Telemetry is JSONL with one record per attempted row. Each record includes the
row id, row_number, success flag, normalized timing values when available,
and usage information when the provider reports it:
{"id":"r1","row_number":1,"ok":true,"timing":{"duration_ms":1260.4,"ttft_ms":210.2,"time_to_response_ms":1259.8},"usage":{"turn":{"input_tokens":120,"output_tokens":36}}}
Summary output is a JSON object describing the whole run: selected row counts,
processed/skipped/failed counts, model and input metadata, duration, and timing
aggregates for duration, time to first token, and time to response. The same
summary is printed to stdout by default; use --no-final-summary when another
process is consuming stdout.
Use these outputs together:
--output: canonical per-row result envelopes.--error-output: optional copy of failed row envelopes for triage.--telemetry-output: per-attempt operational data for dashboards or cost and latency analysis.--summary-output: final run metadata for audit logs, CI artifacts, or regression comparisons.
8. Use Hugging Face datasets as input
Use hf:// URIs with --input to read from Hugging Face datasets:
fast-agent batch run \
--input 'hf://datasets/evalstate/my-dataset?config=default&split=train' \
--output results.jsonl \
--template record-template.md \
--model "responses.gpt-5.5?service_tier=flex"
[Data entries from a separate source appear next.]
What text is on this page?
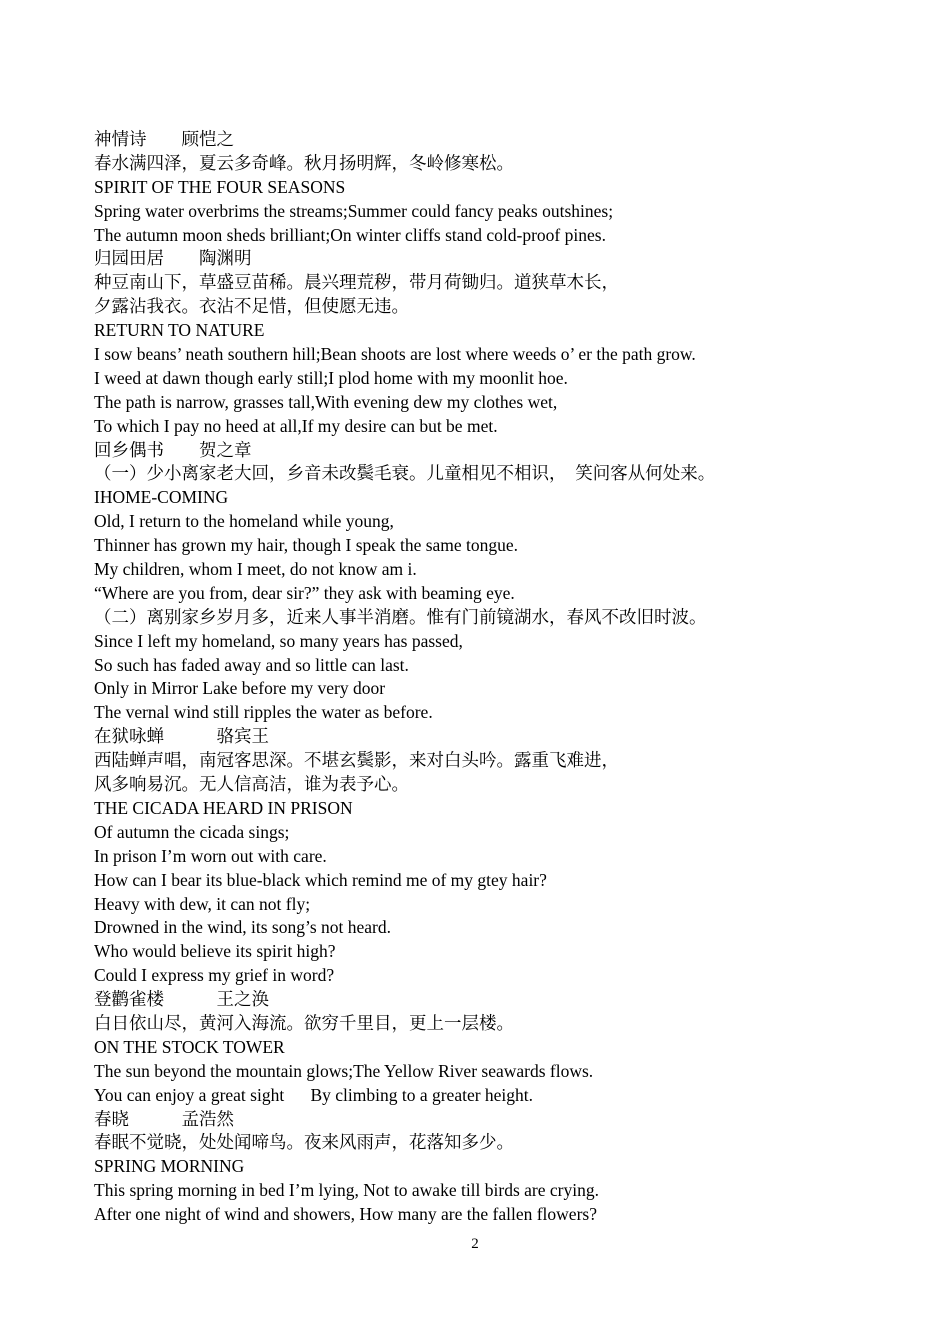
神情诗　　顾恺之
春水满四泽，夏云多奇峰。秋月扬明辉，冬岭修寒松。
SPIRIT OF THE FOUR SEASONS
Spring water overbrims the streams;Summer could fancy peaks outshines;
The autumn moon sheds brilliant;On winter cliffs stand cold-proof pines.
归园田居　　陶渊明
种豆南山下，草盛豆苗稀。晨兴理荒秽，带月荷锄归。道狭草木长，
夕露沾我衣。衣沾不足惜，但使愿无违。
RETURN TO NATURE
I sow beans’ neath southern hill;Bean shoots are lost where weeds o’ er the path grow.
I weed at dawn though early still;I plod home with my moonlit hoe.
The path is narrow, grasses tall,With evening dew my clothes wet,
To which I pay no heed at all,If my desire can but be met.
回乡偶书　　贺之章
（一）少小离家老大回，乡音未改鬓毛衰。儿童相见不相识，  笑问客从何处来。
IHOME-COMING
Old, I return to the homeland while young,
Thinner has grown my hair, though I speak the same tongue.
My children, whom I meet, do not know am i.
“Where are you from, dear sir?” they ask with beaming eye.
（二）离别家乡岁月多，近来人事半消磨。惟有门前镜湖水，春风不改旧时波。
Since I left my homeland, so many years has passed,
So such has faded away and so little can last.
Only in Mirror Lake before my very door
The vernal wind still ripples the water as before.
在狱咏蝉　　　骆宾王
西陆蝉声唱，南冠客思深。不堪玄鬓影，来对白头吟。露重飞难进，
风多响易沉。无人信高洁，谁为表予心。
THE CICADA HEARD IN PRISON
Of autumn the cicada sings;
In prison I’m worn out with care.
How can I bear its blue-black which remind me of my gtey hair?
Heavy with dew, it can not fly;
Drowned in the wind, its song’s not heard.
Who would believe its spirit high?
Could I express my grief in word?
登鹳雀楼　　　王之涣
白日依山尽，黄河入海流。欲穷千里目，更上一层楼。
ON THE STOCK TOWER
The sun beyond the mountain glows;The Yellow River seawards flows.
You can enjoy a great sight      By climbing to a greater height.
春晓　　　孟浩然
春眠不觉晓，处处闻啼鸟。夜来风雨声，花落知多少。
SPRING MORNING
This spring morning in bed I’m lying, Not to awake till birds are crying.
After one night of wind and showers, How many are the fallen flowers?
2
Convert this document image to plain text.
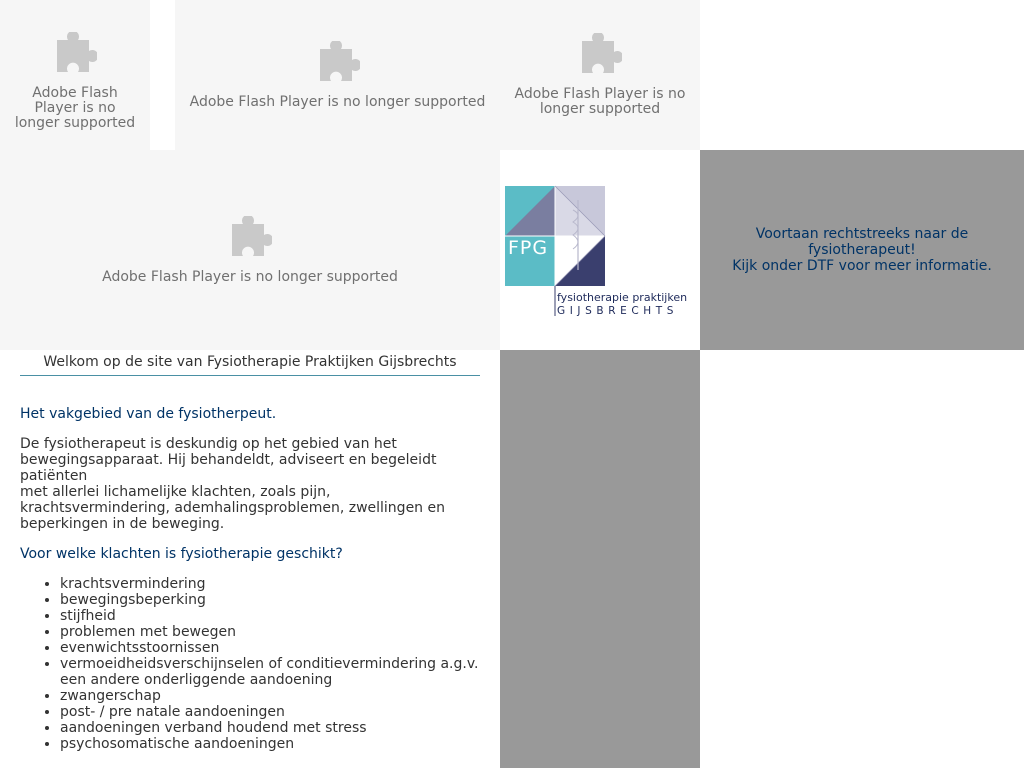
Adobe Flash Player is no longer supported
Adobe Flash Player is no longer supported Adobe Flash Player is no longer supported
Adobe Flash Player is no longer supported
FPG
fysiotherapie praktijken
GIJSBRECHTS
Voortaan rechtstreeks naar de
fysiotherapeut!
Kijk onder DTF voor meer informatie.
Welkom op de site van Fysiotherapie Praktijken Gijsbrechts

Het vakgebied van de fysiotherpeut.

De fysiotherapeut is deskundig op het gebied van het bewegingsapparaat. Hij behandeldt, adviseert en begeleidt patiënten

met allerlei lichamelijke klachten, zoals pijn, krachtsvermindering, ademhalingsproblemen, zwellingen en beperkingen in de beweging.

Voor welke klachten is fysiotherapie geschikt?

• krachtsvermindering
• bewegingsbeperking
• stijfheid
• problemen met bewegen
• evenwichtsstoornissen
• vermoeidheidsverschijnselen of conditievermindering a.g.v. een andere onderliggende aandoening
• zwangerschap
• post- / pre natale aandoeningen
• aandoeningen verband houdend met stress
• psychosomatische aandoeningen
You can also point at a specific file in a dataset repository:
fast-agent batch run \
--input hf://datasets/evalstate/my-dataset/data/train.jsonl \
--output results.jsonl \
--model "responses.gpt-5.5"
Supported local and Hugging Face input formats are .jsonl, .csv, and
.parquet. Parquet dataset inputs can be filtered by config and split, and
local parquet files can also use DuckDB SQL selection:
fast-agent batch run \
--input rows.parquet \
--output results.jsonl \
--sql "SELECT id, text FROM input WHERE split = 'eval'" \
--model "responses.gpt-5.5"
A complete small example
This example asks the model to search the web for three competitive products for each input product, then returns structured manufacturer and product names.
{
"type": "object",
"properties": {
"competitors": {
"type": "array",
"minItems": 3,
"maxItems": 3,
"items": {
"type": "object",
"properties": {
"manufacturer": {
"type": "string"
},
"product": {
"type": "string"
}
},
"required": ["manufacturer", "product"],
"additionalProperties": false
}
}
},
"required": ["competitors"],
"additionalProperties": false
}
The output is one JSONL envelope per input row:
{"id":"p1","row_number":1,"ok":true,"result":{"competitors":[{"manufacturer":"Belkin","product":"BoostCharge Power Bank 10K with Display"},{"manufacturer":"UGREEN","product":"Uno Power Bank 10000mAh 30W"},{"manufacturer":"Baseus","product":"Airpow Power Bank 20W 10000mAh"}]},"error":null}
{"id":"p2","row_number":2,"ok":true,"result":{"competitors":[{"manufacturer":"Bose","product":"QuietComfort Ultra Headphones"},{"manufacturer":"Apple","product":"AirPods Max"},{"manufacturer":"Sennheiser","product":"MOMENTUM 4 Wireless"}]},"error":null}
For the full option reference, see Batch Processing.